The Rest of the Story

This study appears to confirm my assessments of the health risks of vaping and passive vaping, which I have shared over the past several months. The issues that the FDA should focus on are:

1. Study of potential long-term respiratory effects of propylene glycol inhalation; and
2. Methods to reduce the formation of formaldehyde in electronic cigarettes.

The study demonstrates that anti-smoking advocates and groups which continue to argue that we know nothing about the potential health effects of electronic cigarettes are wrong. For example, the American Lung Association recently stated that: "Until the Obama administration and the Food and Drug Administration assert their authority to regulate e-cigarettes and force manufacturers to disclose what ingredients are in them, their safety or harm cannot be assessed."

This statement is simply untrue. We actually have a very good understanding of the ingredients in electronic cigarettes (which are nicotine, propylene glycol, glycerin, and flavorings). We also have a good understanding of the constituents in e-cigarette vapor.
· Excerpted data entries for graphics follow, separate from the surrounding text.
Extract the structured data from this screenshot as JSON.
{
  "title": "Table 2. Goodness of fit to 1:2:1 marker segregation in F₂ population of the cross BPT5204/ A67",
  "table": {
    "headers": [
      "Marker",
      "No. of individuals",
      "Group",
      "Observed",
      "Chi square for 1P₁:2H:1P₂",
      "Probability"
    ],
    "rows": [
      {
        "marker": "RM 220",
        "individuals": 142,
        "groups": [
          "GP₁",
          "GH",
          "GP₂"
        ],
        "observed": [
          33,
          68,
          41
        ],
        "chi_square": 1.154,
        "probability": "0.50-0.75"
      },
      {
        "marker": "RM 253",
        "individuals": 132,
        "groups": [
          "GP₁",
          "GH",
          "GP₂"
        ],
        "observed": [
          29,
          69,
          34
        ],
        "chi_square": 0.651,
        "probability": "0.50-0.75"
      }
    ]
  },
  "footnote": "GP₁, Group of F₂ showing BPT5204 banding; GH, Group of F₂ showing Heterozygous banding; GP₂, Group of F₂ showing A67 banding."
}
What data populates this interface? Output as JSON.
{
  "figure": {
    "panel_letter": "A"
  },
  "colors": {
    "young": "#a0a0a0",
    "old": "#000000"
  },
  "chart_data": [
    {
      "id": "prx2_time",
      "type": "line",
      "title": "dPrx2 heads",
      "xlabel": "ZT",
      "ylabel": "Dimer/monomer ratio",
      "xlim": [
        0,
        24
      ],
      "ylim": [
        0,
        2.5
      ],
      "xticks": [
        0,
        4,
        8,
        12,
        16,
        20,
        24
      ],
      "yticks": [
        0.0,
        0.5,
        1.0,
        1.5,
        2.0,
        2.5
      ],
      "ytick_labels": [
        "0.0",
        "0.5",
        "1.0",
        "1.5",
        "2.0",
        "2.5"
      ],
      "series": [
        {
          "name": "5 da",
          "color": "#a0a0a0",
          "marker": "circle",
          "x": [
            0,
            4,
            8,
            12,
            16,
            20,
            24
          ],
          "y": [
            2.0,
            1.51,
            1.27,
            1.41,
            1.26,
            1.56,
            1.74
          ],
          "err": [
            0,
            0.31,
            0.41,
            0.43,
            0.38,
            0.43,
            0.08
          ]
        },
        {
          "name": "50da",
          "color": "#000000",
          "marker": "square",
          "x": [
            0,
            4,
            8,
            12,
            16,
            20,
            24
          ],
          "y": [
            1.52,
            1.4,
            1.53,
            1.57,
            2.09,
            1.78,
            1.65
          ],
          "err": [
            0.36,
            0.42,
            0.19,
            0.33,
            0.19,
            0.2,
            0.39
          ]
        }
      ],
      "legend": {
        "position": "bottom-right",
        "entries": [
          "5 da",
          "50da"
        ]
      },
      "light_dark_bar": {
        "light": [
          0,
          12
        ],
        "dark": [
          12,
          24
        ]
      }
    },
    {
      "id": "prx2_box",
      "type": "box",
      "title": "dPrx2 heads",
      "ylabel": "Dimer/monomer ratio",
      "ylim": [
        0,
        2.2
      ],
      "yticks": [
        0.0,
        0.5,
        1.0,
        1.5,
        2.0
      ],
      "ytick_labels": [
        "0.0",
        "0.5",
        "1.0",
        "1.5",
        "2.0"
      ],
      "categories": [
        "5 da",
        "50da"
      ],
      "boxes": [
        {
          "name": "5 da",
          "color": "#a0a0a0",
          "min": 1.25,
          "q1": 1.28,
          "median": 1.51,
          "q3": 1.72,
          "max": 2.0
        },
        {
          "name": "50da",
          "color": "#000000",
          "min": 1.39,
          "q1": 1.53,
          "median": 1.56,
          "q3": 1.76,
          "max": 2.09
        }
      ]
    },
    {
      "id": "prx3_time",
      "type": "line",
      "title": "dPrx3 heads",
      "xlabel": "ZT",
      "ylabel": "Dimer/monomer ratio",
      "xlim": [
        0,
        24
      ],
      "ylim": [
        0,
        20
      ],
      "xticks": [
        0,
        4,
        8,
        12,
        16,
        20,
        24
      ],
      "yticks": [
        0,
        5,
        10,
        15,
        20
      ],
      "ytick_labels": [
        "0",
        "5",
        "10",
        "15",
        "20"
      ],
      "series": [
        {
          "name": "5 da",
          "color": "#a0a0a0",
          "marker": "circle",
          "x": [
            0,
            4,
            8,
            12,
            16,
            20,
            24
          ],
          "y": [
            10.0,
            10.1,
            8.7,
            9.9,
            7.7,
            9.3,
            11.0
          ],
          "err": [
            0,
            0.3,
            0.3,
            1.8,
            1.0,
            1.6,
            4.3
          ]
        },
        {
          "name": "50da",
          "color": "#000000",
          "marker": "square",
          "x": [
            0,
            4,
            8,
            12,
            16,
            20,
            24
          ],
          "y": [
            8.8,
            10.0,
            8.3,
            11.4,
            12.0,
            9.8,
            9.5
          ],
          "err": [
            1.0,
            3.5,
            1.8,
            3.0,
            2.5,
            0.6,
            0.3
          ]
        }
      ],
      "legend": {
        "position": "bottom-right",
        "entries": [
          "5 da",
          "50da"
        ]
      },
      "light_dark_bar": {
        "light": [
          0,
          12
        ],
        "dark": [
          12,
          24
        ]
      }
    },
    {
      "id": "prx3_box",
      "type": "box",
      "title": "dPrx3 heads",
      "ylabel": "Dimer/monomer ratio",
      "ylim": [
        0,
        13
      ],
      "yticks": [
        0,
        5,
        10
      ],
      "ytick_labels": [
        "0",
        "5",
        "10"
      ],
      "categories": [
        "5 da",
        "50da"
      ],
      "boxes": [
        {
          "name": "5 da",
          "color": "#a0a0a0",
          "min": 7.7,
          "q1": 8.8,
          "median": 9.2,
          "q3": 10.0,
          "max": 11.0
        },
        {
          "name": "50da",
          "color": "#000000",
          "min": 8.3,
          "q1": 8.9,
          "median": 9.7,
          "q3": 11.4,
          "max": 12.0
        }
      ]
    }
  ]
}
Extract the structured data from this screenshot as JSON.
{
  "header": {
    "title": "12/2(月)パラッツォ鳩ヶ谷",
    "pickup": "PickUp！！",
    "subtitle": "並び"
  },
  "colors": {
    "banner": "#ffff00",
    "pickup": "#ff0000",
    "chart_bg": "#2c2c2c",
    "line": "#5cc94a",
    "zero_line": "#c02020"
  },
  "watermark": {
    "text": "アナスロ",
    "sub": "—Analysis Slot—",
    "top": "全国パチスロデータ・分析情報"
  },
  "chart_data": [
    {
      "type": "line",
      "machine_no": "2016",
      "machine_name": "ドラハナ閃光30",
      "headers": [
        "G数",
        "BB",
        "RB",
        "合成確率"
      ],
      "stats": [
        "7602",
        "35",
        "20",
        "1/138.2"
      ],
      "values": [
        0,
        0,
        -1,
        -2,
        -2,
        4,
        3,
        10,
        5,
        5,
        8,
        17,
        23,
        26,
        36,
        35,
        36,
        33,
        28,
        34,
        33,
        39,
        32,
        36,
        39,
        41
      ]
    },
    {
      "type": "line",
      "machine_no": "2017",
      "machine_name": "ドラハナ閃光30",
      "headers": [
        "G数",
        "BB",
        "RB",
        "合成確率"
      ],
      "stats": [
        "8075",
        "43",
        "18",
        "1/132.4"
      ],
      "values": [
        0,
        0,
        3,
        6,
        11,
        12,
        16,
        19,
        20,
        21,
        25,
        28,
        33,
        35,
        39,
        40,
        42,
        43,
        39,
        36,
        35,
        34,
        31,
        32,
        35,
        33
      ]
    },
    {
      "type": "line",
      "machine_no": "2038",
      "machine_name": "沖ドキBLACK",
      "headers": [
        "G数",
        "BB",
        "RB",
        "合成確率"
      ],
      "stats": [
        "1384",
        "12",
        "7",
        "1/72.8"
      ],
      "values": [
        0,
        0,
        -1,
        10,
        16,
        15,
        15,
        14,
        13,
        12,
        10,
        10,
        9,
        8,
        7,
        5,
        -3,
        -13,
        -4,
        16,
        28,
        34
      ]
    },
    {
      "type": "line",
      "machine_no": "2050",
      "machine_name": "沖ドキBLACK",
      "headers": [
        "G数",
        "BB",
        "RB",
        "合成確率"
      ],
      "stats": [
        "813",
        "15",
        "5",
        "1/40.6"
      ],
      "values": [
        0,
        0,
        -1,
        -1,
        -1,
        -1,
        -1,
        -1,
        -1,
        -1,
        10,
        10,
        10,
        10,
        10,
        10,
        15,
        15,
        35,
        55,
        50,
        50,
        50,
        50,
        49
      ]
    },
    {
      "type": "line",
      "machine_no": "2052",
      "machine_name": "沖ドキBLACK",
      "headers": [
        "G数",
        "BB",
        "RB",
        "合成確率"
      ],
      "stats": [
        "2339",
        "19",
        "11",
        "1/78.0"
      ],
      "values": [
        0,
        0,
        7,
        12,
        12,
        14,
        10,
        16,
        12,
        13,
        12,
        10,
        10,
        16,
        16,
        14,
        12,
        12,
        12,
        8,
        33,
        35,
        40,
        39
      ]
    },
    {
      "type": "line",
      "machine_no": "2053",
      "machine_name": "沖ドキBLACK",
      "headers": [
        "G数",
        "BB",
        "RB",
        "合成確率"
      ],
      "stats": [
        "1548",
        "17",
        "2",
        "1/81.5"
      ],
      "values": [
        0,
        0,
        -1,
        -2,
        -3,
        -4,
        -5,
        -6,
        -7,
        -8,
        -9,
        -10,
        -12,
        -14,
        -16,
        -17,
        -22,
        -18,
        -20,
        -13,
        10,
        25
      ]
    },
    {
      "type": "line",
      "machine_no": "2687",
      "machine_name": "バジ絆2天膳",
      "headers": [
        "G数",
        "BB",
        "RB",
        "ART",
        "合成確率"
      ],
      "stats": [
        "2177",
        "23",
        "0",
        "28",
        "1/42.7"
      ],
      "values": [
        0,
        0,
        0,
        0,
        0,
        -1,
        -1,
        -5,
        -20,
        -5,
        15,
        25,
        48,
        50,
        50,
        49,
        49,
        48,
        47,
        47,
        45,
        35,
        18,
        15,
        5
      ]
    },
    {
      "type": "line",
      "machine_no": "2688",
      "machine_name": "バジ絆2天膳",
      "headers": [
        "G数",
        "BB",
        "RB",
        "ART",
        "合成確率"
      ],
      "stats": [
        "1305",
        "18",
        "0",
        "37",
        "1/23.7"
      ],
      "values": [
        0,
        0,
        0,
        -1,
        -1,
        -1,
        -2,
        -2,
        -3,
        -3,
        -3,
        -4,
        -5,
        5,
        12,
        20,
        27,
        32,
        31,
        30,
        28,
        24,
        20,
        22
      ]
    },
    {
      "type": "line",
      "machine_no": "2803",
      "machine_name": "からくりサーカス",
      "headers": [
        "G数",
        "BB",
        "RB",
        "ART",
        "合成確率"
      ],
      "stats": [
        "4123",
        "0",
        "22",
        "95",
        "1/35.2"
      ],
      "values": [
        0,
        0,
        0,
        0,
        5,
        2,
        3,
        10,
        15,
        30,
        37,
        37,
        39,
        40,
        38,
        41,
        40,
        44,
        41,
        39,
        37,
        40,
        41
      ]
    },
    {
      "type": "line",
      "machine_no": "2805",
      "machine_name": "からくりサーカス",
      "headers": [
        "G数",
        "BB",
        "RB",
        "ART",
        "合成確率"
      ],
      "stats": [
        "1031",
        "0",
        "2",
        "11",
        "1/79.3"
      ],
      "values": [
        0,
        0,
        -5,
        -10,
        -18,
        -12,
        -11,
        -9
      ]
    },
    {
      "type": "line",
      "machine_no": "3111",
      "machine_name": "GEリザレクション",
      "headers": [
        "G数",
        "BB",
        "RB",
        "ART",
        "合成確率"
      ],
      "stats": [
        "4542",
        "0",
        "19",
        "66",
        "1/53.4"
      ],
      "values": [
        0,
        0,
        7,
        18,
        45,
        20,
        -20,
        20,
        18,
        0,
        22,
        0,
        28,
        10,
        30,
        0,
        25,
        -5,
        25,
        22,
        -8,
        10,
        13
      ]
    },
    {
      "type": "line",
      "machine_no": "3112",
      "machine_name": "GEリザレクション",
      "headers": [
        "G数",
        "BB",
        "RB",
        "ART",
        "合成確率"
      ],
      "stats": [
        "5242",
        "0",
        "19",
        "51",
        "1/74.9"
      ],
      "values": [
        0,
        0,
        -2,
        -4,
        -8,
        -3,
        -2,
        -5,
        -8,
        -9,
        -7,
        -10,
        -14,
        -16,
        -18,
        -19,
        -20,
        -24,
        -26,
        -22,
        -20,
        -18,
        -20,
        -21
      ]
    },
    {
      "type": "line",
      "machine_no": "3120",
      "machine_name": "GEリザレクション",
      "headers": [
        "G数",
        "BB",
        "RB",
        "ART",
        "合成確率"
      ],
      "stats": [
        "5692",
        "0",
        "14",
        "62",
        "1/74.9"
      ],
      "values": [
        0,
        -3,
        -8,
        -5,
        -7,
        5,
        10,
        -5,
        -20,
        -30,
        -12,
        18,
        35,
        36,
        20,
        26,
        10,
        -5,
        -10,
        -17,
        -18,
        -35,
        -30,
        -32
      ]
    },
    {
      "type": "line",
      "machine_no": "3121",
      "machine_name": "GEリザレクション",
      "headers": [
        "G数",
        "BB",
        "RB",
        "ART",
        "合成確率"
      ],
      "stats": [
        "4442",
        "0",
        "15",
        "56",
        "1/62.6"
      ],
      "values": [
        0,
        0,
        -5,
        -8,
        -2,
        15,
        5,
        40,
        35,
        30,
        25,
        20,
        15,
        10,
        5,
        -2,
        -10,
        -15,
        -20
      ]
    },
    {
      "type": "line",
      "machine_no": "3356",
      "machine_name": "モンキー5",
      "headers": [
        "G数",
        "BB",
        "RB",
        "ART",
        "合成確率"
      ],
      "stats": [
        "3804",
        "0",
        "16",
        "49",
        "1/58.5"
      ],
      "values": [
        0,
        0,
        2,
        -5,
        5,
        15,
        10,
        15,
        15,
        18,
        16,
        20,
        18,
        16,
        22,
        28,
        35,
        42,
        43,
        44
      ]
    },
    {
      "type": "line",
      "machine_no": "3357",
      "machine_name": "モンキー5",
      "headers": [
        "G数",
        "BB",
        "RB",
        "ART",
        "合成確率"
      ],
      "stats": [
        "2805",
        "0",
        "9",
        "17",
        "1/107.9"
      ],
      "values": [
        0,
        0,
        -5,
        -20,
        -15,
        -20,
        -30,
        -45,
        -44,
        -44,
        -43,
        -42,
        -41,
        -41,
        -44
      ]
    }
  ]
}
Moreover, the safety or harm of these products can most certainly be assessed.

While further research is necessary to assess potential long-term respiratory effects of vaping and to figure out ways to minimize exposure to certain volatile organic compounds (especially formaldehyde), there is strong evidence that:

1. Vaping is much safer than smoking;
2. Potential health risks associated with vaping are relatively small; and
3. It is unlikely that passive vaping has any significant health effects.

UPDATE (August 9th, 2013 - 9:00 a.m.) -- Stan Glantz has just released a criticism of this report, in which he argues that the TLV's (threshold limit values) are not the appropriate standard to be used in judging long-term exposures such as vaping. On this basis, he discounts the report.

I actually agree with Stan's argument. However, I disagree that the report should be discounted or that its ultimate conclusions are incorrect.

Stan is correct that the TLV's are not the appropriate standard to use for long-term, daily exposures such as vaping. These standards are for use with acute occupational exposures. They are designed for the occupational setting only. In fact, if you apply TLV's to secondhand smoke, you'll find that many of the TLV's are not reached. This doesn't mean that secondhand smoke isn't harmful.

However here's the problem: Although the report errs by comparing the exposures to TLV's, it nevertheless does provide the actual levels of exposures to each of the constituents. We can still make judgments about the magnitude of these exposures based on their absolute levels, without using any TLV threshold. Based on the observed levels of these exposures, they are unlikely to be of great concern. For example, it would take many years of exposure to formaldehyde at the exposure level observed to pose any carcinogenic risk, and that risk would be quite small. The same is true for the observed levels of metals as well as tobacco-specific nitrosamines. Most of these chemicals are present at levels that are similar in nicotine inhalers.

So I agree with Stan that the TLV limits are irrelevant, but I don't agree that the report can be thrown in the trash. We can still evaluate the absolute exposure levels observed, and those are quite small.

Once again, I think the main issues of concern are whether there are potential respiratory effects of long-term propylene glycol inhalation and whether there are ways to reduce the presence of the few volatile organic compounds, especially formaldehyde and acrolein.